【发布时间】:2021-12-20 11:06:39
【问题描述】:
运行此代码时出现不可序列化错误:
import org.apache.spark.{SparkContext, SparkConf}
import scala.collection.mutable.ArrayBuffer
object Task1 {
def findHighestRatingUsers(movieRating: String): (String) = {
val tokens = movieRating.split(",", -1)
val movieTitle = tokens(0)
val ratings = tokens.slice(1, tokens.size)
val maxRating = ratings.max
var userIds = ArrayBuffer[Int]()
for(i <- 0 until ratings.length){
if (ratings(i) == maxRating) {
userIds += (i+1)
}
}
return movieTitle + "," + userIds.mkString(",")
return movieTitle
}
def main(args: Array[String]) {
val conf = new SparkConf().setAppName("Task 1")
val sc = new SparkContext(conf)
val Lines = sc.textFile(args(0))
val TitleAndMaxUserIds = Lines.map(findHighestRatingUsers)
.saveAsTextFile(args(1))
}
}
错误发生在以下行:
val TitleAndMaxUserIds =Lines.map(findHighestRatingUsers)
.saveAsTextFile(args(1))
我相信这是由于函数“findHighestRatingUsers”中的某些原因造成的。有人可以解释为什么以及如何解决它吗?
异常中的更多信息如下:
Exception in thread "main" org.apache.spark.SparkException: Task not serializable
at org.apache.spark.util.ClosureCleaner$.ensureSerializable(ClosureCleaner.scala:416)

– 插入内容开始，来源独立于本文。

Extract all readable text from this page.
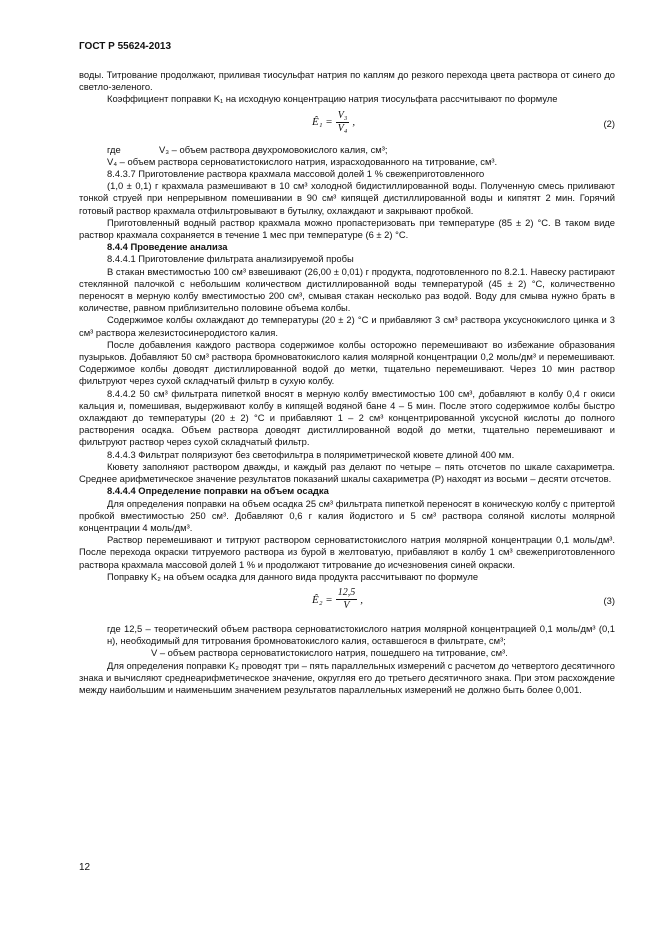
ГОСТ Р 55624-2013

воды. Титрование продолжают, приливая тиосульфат натрия по каплям до резкого перехода цвета раствора от синего до светло-зеленого.

Коэффициент поправки K₁ на исходную концентрацию натрия тиосульфата рассчитывают по формуле

Ê₁ = $\frac{\text{V₃}}{\text{V₄}}$ ,	(2)
где	V₃ – объем раствора двухромовокислого калия, см³;

V₄ – объем раствора серноватистокислого натрия, израсходованного на титрование, см³.

8.4.3.7 Приготовление раствора крахмала массовой долей 1 % свежеприготовленного

(1,0 ± 0,1) г крахмала размешивают в 10 см³ холодной бидистиллированной воды. Полученную смесь приливают тонкой струей при непрерывном помешивании в 90 см³ кипящей дистиллированной воды и кипятят 2 мин. Горячий готовый раствор крахмала отфильтровывают в бутылку, охлаждают и закрывают пробкой.

Приготовленный водный раствор крахмала можно пропастеризовать при температуре (85 ± 2) °С. В таком виде раствор крахмала сохраняется в течение 1 мес при температуре (6 ± 2) °С.

8.4.4 Проведение анализа

8.4.4.1 Приготовление фильтрата анализируемой пробы

В стакан вместимостью 100 см³ взвешивают (26,00 ± 0,01) г продукта, подготовленного по 8.2.1. Навеску растирают стеклянной палочкой с небольшим количеством дистиллированной воды температурой (45 ± 2) °С, количественно переносят в мерную колбу вместимостью 200 см³, смывая стакан несколько раз водой. Воду для смыва нужно брать в количестве, равном приблизительно половине объема колбы.

Содержимое колбы охлаждают до температуры (20 ± 2) °С и прибавляют 3 см³ раствора уксуснокислого цинка и 3 см³ раствора железистосинеродистого калия.

После добавления каждого раствора содержимое колбы осторожно перемешивают во избежание образования пузырьков. Добавляют 50 см³ раствора бромноватокислого калия молярной концентрации 0,2 моль/дм³ и перемешивают. Содержимое колбы доводят дистиллированной водой до метки, тщательно перемешивают. Через 10 мин раствор фильтруют через сухой складчатый фильтр в сухую колбу.

8.4.4.2 50 см³ фильтрата пипеткой вносят в мерную колбу вместимостью 100 см³, добавляют в колбу 0,4 г окиси кальция и, помешивая, выдерживают колбу в кипящей водяной бане 4 – 5 мин. После этого содержимое колбы быстро охлаждают до температуры (20 ± 2) °С и прибавляют 1 – 2 см³ концентрированной уксусной кислоты до полного растворения осадка. Объем раствора доводят дистиллированной водой до метки, тщательно перемешивают и фильтруют раствор через сухой складчатый фильтр.

8.4.4.3 Фильтрат поляризуют без светофильтра в поляриметрической кювете длиной 400 мм.

Кювету заполняют раствором дважды, и каждый раз делают по четыре – пять отсчетов по шкале сахариметра. Среднее арифметическое значение результатов показаний шкалы сахариметра (P) находят из восьми – десяти отсчетов.

8.4.4.4 Определение поправки на объем осадка

Для определения поправки на объем осадка 25 см³ фильтрата пипеткой переносят в коническую колбу с притертой пробкой вместимостью 250 см³. Добавляют 0,6 г калия йодистого и 5 см³ раствора соляной кислоты молярной концентрации 4 моль/дм³.

Раствор перемешивают и титруют раствором серноватистокислого натрия молярной концентрации 0,1 моль/дм³. После перехода окраски титруемого раствора из бурой в желтоватую, прибавляют в колбу 1 см³ свежеприготовленного раствора крахмала массовой долей 1 % и продолжают титрование до исчезновения синей окраски.

Поправку K₂ на объем осадка для данного вида продукта рассчитывают по формуле

Ê₂ = $\frac{12,5}{V}$ ,	(3)

где 12,5 – теоретический объем раствора серноватистокислого натрия молярной концентрацией 0,1 моль/дм³ (0,1 н), необходимый для титрования бромноватокислого калия, оставшегося в фильтрате, см³;

V – объем раствора серноватистокислого натрия, пошедшего на титрование, см³.

Для определения поправки K₂ проводят три – пять параллельных измерений с расчетом до четвертого десятичного знака и вычисляют среднеарифметическое значение, округляя его до третьего десятичного знака. При этом расхождение между наибольшим и наименьшим значением результатов параллельных измерений не должно быть более 0,001.

12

at org.apache.spark.util.ClosureCleaner$.clean(ClosureCleaner.scala:406)
at org.apache.spark.util.ClosureCleaner$.clean(ClosureCleaner.scala:162)
at org.apache.spark.SparkContext.clean(SparkContext.scala:2362)
at org.apache.spark.rdd.RDD.$anonfun$map$1(RDD.scala:396)
at org.apache.spark.rdd.RDDOperationScope$.withScope(RDDOperationScope.scala:151)
at org.apache.spark.rdd.RDDOperationScope$.withScope(RDDOperationScope.scala:112)
at org.apache.spark.rdd.RDD.withScope(RDD.scala:388)
at org.apache.spark.rdd.RDD.map(RDD.scala:395)
at Task1$.main(Task1.scala:63)
at Task1.main(Task1.scala)
at sun.reflect.NativeMethodAccessorImpl.invoke0(Native Method)
at sun.reflect.NativeMethodAccessorImpl.invoke(NativeMethodAccessorImpl.java:62)
at sun.reflect.DelegatingMethodAccessorImpl.invoke(DelegatingMethodAccessorImpl.java:43)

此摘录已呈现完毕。